Ketua Indonesian Mining Institute (IMI) Irwandy Arif mengatakan PLN memiliki kebutuhan batu bara yang berbeda untuk setiap pembangkit listrik. Hal tersebut menjadi salah satu aspek yang membuat pengaturan transfer kuota bakal rumit.
"PLN membutuhkan batu bara dengan kalori yang sesuai. Sementara cadangan batu bara masing-masing perusahaan juga berbeda-beda," tuturnya kepada Bisnis, Senin (21/5/2018).
Menurutnya, hal tersebut akan menyulitkan pemerintah dalam melakukan pengawasan.
Dia menilai seharusnya kewajiban pemenuhan kebutuhan batu bara dalam negeri (domestic market obligation/DMO) tidak dipukul rata seperti sekarang ini, yakni 25% dari produksi. Pasalnya, kemampuan setiap perusahaan berbeda-beda.
"Seharusnya sudah ada data kebutuhan jumlah dan kualitas batu bara untuk PLN, sehingga dapat dicocokan dengan DMO untuk masing-masing perusahaan," katanya.
Sebelumnya, Kepala Biro Komunikasi, Layanan Informasi Publik, dan Kerja Sama Kementerian ESDM Agung Pribadi mengatakan selama ini transfer kuota belum diatur. Menurutnya, transfer kuota perlu dilakukan karena selama tidak semua perusahaan bisa memasok batu bara hingga 25% dari produksinya.
"Belum diatur selama ini. Karena wajib DMO 25% berlaku untuk semuanya, yang kurang harus cari cara untuk memenuhi itu," ujarnya.
Seperti diketahui, berdasarkan Keputusan Menteri ESDM No. 23 K/30/MEM/2018, persentase DMO minimal 25% diwajibkan untuk para pemegang Perjanjian Karya Pengusahaan Pertambangan Batu Bara (PKP2B) dan Izin Usaha Pertambangan (IUP) yang telah memasuki tahap operasi produksi.

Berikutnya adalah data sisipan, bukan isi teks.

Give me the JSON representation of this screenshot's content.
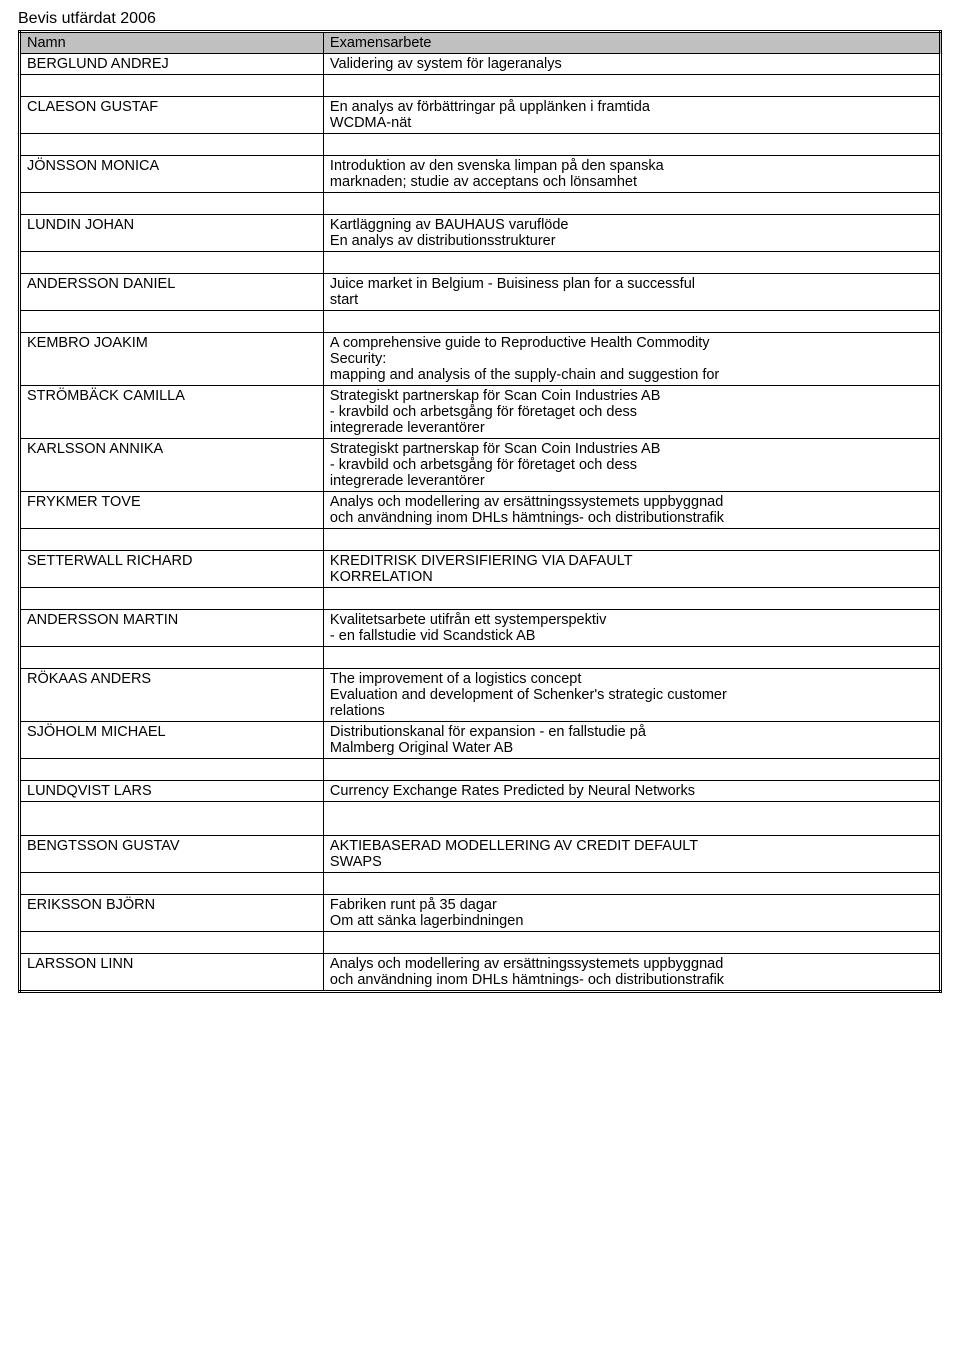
{
  "title": "Bevis utfärdat 2006",
  "headers": {
    "name": "Namn",
    "work": "Examensarbete"
  },
  "rows": [
    {
      "name": "BERGLUND ANDREJ",
      "desc": "Validering av system för lageranalys",
      "gap_after": true
    },
    {
      "name": "CLAESON GUSTAF",
      "desc": "En analys av förbättringar på upplänken i framtida\nWCDMA-nät",
      "gap_after": true
    },
    {
      "name": "JÖNSSON MONICA",
      "desc": "Introduktion av den svenska limpan på den spanska\nmarknaden; studie av acceptans och lönsamhet",
      "gap_after": true
    },
    {
      "name": "LUNDIN JOHAN",
      "desc": "Kartläggning av BAUHAUS varuflöde\nEn analys av distributionsstrukturer",
      "gap_after": true
    },
    {
      "name": "ANDERSSON DANIEL",
      "desc": "Juice market in Belgium - Buisiness plan for a successful\nstart",
      "gap_after": true
    },
    {
      "name": "KEMBRO JOAKIM",
      "desc": "A comprehensive guide to Reproductive Health Commodity\nSecurity:\nmapping and analysis of the supply-chain and suggestion for",
      "gap_after": false
    },
    {
      "name": "STRÖMBÄCK CAMILLA",
      "desc": "Strategiskt partnerskap för Scan Coin Industries AB\n- kravbild och arbetsgång för företaget och dess\nintegrerade leverantörer",
      "gap_after": false
    },
    {
      "name": "KARLSSON ANNIKA",
      "desc": "Strategiskt partnerskap för Scan Coin Industries AB\n- kravbild och arbetsgång för företaget och dess\nintegrerade leverantörer",
      "gap_after": false
    },
    {
      "name": "FRYKMER TOVE",
      "desc": "Analys och modellering av ersättningssystemets uppbyggnad\noch användning inom DHLs hämtnings- och distributionstrafik",
      "gap_after": true
    },
    {
      "name": "SETTERWALL RICHARD",
      "desc": "KREDITRISK DIVERSIFIERING VIA DAFAULT\nKORRELATION",
      "gap_after": true
    },
    {
      "name": "ANDERSSON MARTIN",
      "desc": "Kvalitetsarbete utifrån ett systemperspektiv\n- en fallstudie vid Scandstick AB",
      "gap_after": true
    },
    {
      "name": "RÖKAAS ANDERS",
      "desc": "The improvement of a logistics concept\nEvaluation and development of Schenker's strategic customer\nrelations",
      "gap_after": false
    },
    {
      "name": "SJÖHOLM MICHAEL",
      "desc": "Distributionskanal för expansion - en fallstudie på\nMalmberg Original Water AB",
      "gap_after": true
    },
    {
      "name": "LUNDQVIST LARS",
      "desc": "Currency Exchange Rates Predicted by Neural Networks",
      "gap_after": true,
      "tall_gap": true
    },
    {
      "name": "BENGTSSON GUSTAV",
      "desc": "AKTIEBASERAD MODELLERING AV CREDIT DEFAULT\nSWAPS",
      "gap_after": true
    },
    {
      "name": "ERIKSSON BJÖRN",
      "desc": "Fabriken runt på 35 dagar\nOm att sänka lagerbindningen",
      "gap_after": true
    },
    {
      "name": "LARSSON LINN",
      "desc": "Analys och modellering av ersättningssystemets uppbyggnad\noch användning inom DHLs hämtnings- och distributionstrafik",
      "gap_after": false
    }
  ]
}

Bagi perusahaan yang tidak memenuhi persentase minimal DMO tersebut, akan dikenakan sanksi berupa pemotongan besaran produksi dalam rencana kerja dan anggaran biaya (RKAB) tahun depan. Selain itu, pengurangan kuota ekspor pun akan dikenakan sesuai jumlah DMO yang tidak terpenuhi.
Adapun perusahaan dapat mengajukan permohonan ekspor setelah DMO itu terpenuhi.
Dengan persentase sebesar 25%, maka kewajiban DMO bisa naik menjadi 121 juta ton. Pasalnya, Kementerian ESDM menyatakan batas atas produksi tahun ini hingga 485 juta ton.
Jumlah tersebut berdasarkan realisasi produksi sepanjang tahun lalu sebanyak 461 juta ton ditambah 5% toleransi ekspansi produksi yang bisa diberikan Kementerian ESDM.